Çağcıl tarihte sadece siyasi alanda değil ama değer olarak, yaşam biçimi, dünya görüşlerinde ve hatta kolektif pratiklerde sağa doğru ek bir dalga, sapma söz konusu, ama eksik olan 20. yüzyılın toplumsal ilerici biçimleri
Çağcıl tarihte sadece siyasi alanda değil ama değer olarak, yaşam biçimi, dünya görüşlerinde ve hatta kolektif pratiklerde sağa doğru ek bir dalga, sapma söz konusu, ama eksik olan 20. yüzyılın toplumsal ilerici biçimleri
“Sağa kayma ya da sağcılaşma”: Bu sözcük çoğu kez Fransa-Fransız dünyasında olmak üzere siyasi yaşamın çözümlemelerini istila etti. “Dünyanın sağa kayması” adlı son eserinde François Cusset bu dip dalgası çözümlemesini tüm dünyaya doğru genişletiyor. Yazar, entelektüel tarih ve çağdaş siyaset alanında araştırmacı, Nanterre Üniversitesi’nde Amerikan incelemeleri alanında profesör olan Cusset; ulusal çerçevelerin, siyasi çatışma ve seçim takvimlerinin ötesine düşüncesini taşıyor ve elli yüz yıl kadarlık bir çağdaşlığa sahip olduğu kadar derinde olan ve halen yürürlükte olan bir süreci tarihi bir perspektif ve eleştirel düşünce içinde güncelliyor. Bunu tüm genişliğinde anlamak ve alt üst olmuş ve karışık bir dünyada mümkün olan özgürleşme çıkışlarını bulabilmek için yapılan bir görüşme. – Lucie Fourgeron
Karmaşık olan dünyayı okuyabilmek için, sağa kayma varsayımını öneriyorsunuz. Neye dayanarak?

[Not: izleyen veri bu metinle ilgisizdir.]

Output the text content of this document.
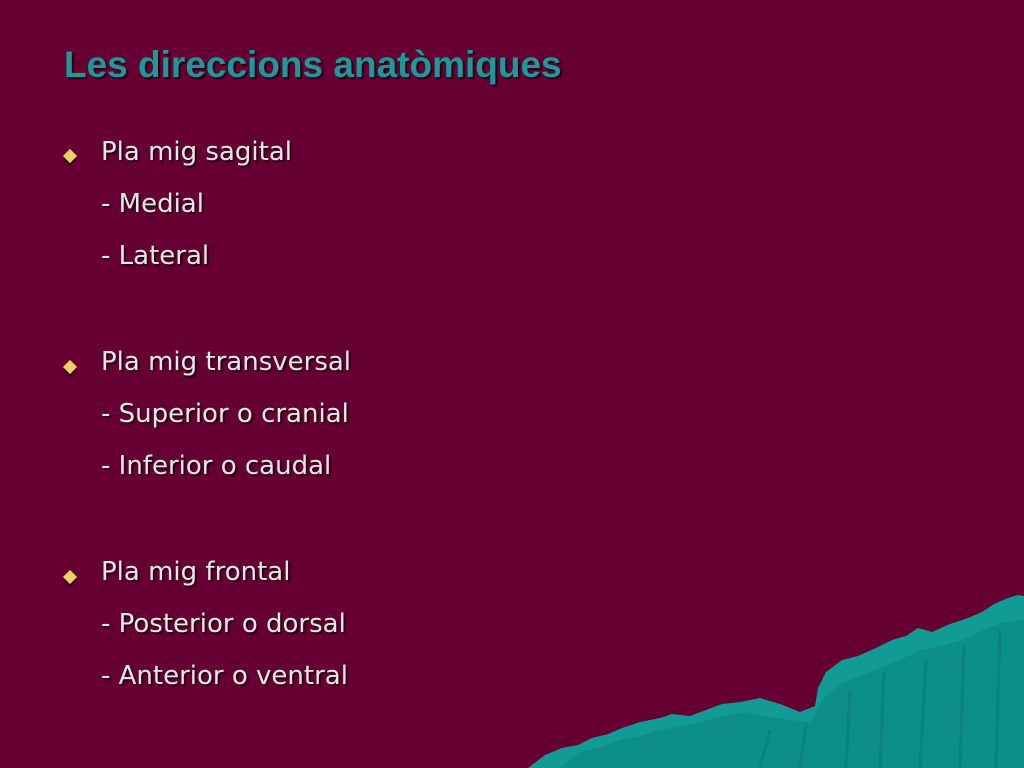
Les direccions anatòmiques
Pla mig sagital
- Medial
- Lateral
Pla mig transversal
- Superior o cranial
- Inferior o caudal
Pla mig frontal
- Posterior o dorsal
- Anterior o ventral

Son 50-100 yıl tersine çevrilen bir karşı devrimin evresiyle kendini gösterir. 20. yüzyıl ortasının özgürleştirici, ilerici evresi-dünyanın üçte ikisinin sömürgecilikten kurtulması, genç bir kültürün ortaya çıkışı, öğrenci ve işçi gösterileri, koruyucu devlet diyalektik olarak 1970’li yılların ortasından itibaren yönetici sınıfın sopasının geri dönüşünün tepkisini yarattı. Tepkinin hattı değişiktir ama birbirine karışır. Ailesel, ulusal ve koruyucu kapitalizm spekülatif, hisse senet sahipli oldu ve küreselleşti. Tüketim artık kişisel ve kolektif varoluşumuzu tümüyle belirliyor. Doğu Bloku’nun sonu kapitalizme yeni bir alan açarak özgürleştirici ya da ilerici politikaların taraftarlarını mateme soktu. Dünyanın “güney”i iktisadi ve kültürel olarak yükselmeye başladı, ama henüz siyasi olarak değil. Aynı zamanda ekolojik felaket ve kapitalizmin ürettiği yıkımların abartılı şekilde hızlanması da çıkageldi.
Nihayet, teknolojik devrim yaşamlarımızı her yerde aynı anda hazır ederek ve sanal hale getirerek hem iktisadi dönüşüm hem de varoluş devrimini oluşturur; hem de aşırı sosyalleşerek ve tümüyle bireyselleştirerek. Bunlara yeni kimlik sorunları eklenir: “Uygarlıkların çatışması” kuramı yeni tutucu bir propagandaya bağlıysa da, dini ve etnik gerilimler sürmektedir. Tüm bu hatlar aynı yönde ilerliyor: Çağcıl tarihte sadece siyasi alanda değil ama değer olarak, yaşam biçimi, dünya görüşlerinde ve hatta kolektif pratiklerde -şimdi futbol ekiplerinde, herkes için gösterilerde, dini topluluklar ya da sosyal ağlarda- sağa doğru ek bir dalga, sapma söz konusu, ama eksik olan 20. yüzyılın toplumsal ilerici biçimleri.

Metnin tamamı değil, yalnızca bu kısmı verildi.